Carlo Messina, ceo di Intesa Sanpaolo, non riesce proprio a liberarsi di McKinsey. Leonardo Totaro, managing director mediterranean complex della importante multinazionale della consulenza è stato infatti il superconsulente del banchiere romano, assieme ad Andrea Orcel capo dell’investment banking di Ubs, nel tentativo abortito di conquista delle Assicurazioni Generali. Ma il nome di McKinsey è tornato qualche giorno fa oltreoceano (per l’esattezza il 2 marzo scorso) proprio nell’occasione che Messina ha scelto per dire che quella che ha fatto sul Leone di Trieste non è stata una retromarcia. Caso vuole infatti, che tra i premiati dalla Foreign Policy Association all’Hotel St.
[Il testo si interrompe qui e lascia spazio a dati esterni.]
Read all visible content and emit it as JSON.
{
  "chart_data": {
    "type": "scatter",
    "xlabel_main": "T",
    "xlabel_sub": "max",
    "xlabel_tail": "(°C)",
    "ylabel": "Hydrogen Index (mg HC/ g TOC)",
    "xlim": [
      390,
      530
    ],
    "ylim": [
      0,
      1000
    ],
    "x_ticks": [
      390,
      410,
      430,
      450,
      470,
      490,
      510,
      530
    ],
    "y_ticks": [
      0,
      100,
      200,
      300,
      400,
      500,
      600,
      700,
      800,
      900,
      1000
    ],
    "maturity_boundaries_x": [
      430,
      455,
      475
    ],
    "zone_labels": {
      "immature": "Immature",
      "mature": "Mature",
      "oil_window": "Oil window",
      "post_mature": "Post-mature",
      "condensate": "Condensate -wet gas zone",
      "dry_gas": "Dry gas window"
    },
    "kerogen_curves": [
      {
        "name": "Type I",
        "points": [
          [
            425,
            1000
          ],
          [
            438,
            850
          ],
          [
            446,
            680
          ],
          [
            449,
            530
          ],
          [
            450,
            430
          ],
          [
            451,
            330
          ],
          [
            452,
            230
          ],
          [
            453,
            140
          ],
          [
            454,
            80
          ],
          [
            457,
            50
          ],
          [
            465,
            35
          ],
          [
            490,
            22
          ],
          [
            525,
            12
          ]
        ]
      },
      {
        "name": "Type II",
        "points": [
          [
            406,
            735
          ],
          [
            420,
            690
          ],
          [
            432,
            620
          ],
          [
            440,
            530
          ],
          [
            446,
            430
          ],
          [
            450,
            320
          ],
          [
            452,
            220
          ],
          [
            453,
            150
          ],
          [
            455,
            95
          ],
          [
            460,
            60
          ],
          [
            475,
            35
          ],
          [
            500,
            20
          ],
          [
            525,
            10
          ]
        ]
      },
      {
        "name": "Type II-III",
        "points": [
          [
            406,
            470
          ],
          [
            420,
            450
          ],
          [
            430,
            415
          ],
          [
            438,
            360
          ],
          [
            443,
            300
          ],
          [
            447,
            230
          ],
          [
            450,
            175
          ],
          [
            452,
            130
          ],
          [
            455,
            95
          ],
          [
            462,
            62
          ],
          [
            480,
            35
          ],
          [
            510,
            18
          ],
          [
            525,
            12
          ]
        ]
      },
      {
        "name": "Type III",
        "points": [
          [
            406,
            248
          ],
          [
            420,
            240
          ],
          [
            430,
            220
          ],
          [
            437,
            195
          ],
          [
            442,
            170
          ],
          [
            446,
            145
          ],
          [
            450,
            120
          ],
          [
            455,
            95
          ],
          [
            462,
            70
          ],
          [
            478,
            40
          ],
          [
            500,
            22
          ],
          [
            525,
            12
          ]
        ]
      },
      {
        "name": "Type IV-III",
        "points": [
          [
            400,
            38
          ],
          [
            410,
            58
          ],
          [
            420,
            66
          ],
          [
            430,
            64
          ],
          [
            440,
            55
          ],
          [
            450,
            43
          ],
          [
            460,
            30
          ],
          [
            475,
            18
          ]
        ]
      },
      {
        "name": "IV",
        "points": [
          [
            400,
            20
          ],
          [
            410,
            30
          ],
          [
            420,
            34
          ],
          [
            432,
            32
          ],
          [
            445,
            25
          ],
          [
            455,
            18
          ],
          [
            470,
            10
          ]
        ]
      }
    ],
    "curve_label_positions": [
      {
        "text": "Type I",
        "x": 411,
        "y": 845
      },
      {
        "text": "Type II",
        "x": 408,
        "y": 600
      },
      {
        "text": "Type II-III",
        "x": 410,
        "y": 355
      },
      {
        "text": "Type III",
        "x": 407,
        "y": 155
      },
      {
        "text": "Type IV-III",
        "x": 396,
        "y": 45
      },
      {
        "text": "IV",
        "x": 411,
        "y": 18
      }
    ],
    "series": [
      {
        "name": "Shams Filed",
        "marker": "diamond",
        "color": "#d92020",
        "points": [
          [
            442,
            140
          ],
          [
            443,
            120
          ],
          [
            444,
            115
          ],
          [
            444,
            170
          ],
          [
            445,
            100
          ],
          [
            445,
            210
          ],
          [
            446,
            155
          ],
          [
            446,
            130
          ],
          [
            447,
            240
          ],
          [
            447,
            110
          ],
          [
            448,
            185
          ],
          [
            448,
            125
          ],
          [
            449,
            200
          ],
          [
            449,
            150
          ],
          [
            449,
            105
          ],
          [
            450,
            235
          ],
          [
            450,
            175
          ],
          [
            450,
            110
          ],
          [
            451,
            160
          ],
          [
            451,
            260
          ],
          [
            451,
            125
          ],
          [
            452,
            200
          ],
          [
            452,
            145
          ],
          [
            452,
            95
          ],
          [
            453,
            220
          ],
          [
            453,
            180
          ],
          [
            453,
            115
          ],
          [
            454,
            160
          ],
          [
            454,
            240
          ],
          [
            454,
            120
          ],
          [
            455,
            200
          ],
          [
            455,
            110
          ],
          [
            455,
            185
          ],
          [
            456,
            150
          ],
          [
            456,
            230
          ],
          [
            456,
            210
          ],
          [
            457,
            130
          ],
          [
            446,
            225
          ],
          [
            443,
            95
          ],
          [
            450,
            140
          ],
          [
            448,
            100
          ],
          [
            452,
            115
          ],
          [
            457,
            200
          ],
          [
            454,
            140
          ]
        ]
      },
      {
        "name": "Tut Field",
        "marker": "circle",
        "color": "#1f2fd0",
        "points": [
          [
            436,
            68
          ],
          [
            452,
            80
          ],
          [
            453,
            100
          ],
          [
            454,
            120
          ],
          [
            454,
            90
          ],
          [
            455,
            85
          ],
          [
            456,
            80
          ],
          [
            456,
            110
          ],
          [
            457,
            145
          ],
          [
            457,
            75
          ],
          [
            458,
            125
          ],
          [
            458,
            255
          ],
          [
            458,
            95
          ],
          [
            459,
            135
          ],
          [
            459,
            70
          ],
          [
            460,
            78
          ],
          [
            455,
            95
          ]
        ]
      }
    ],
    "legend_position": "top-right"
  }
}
Regis sulla Quinta Strada di New York, non ci fosse solo il banker italiano ma anche il canadese Dominic Barton, che di McKinsey è il global managing partner, cioè il numero uno, carica che ricopre dal 2009. Nello specifico Messina è stato insignito del Corporate Social Responsibility Award, un riconoscimento dedicato ai manager del settore finanziario che si distinguono nel campo della responsabilità sociale d’impresa. Abbastanza sorprendente, ma non per le abitudini americane, è che a premiare il banchiere italiano sia stato Laurence (“Larry”) Fink, numero uno di BlackRock, il gigante a stelle e strisce dell’asset management che proprio di Intesa Sanpaolo è azionista con poco meno del 5%.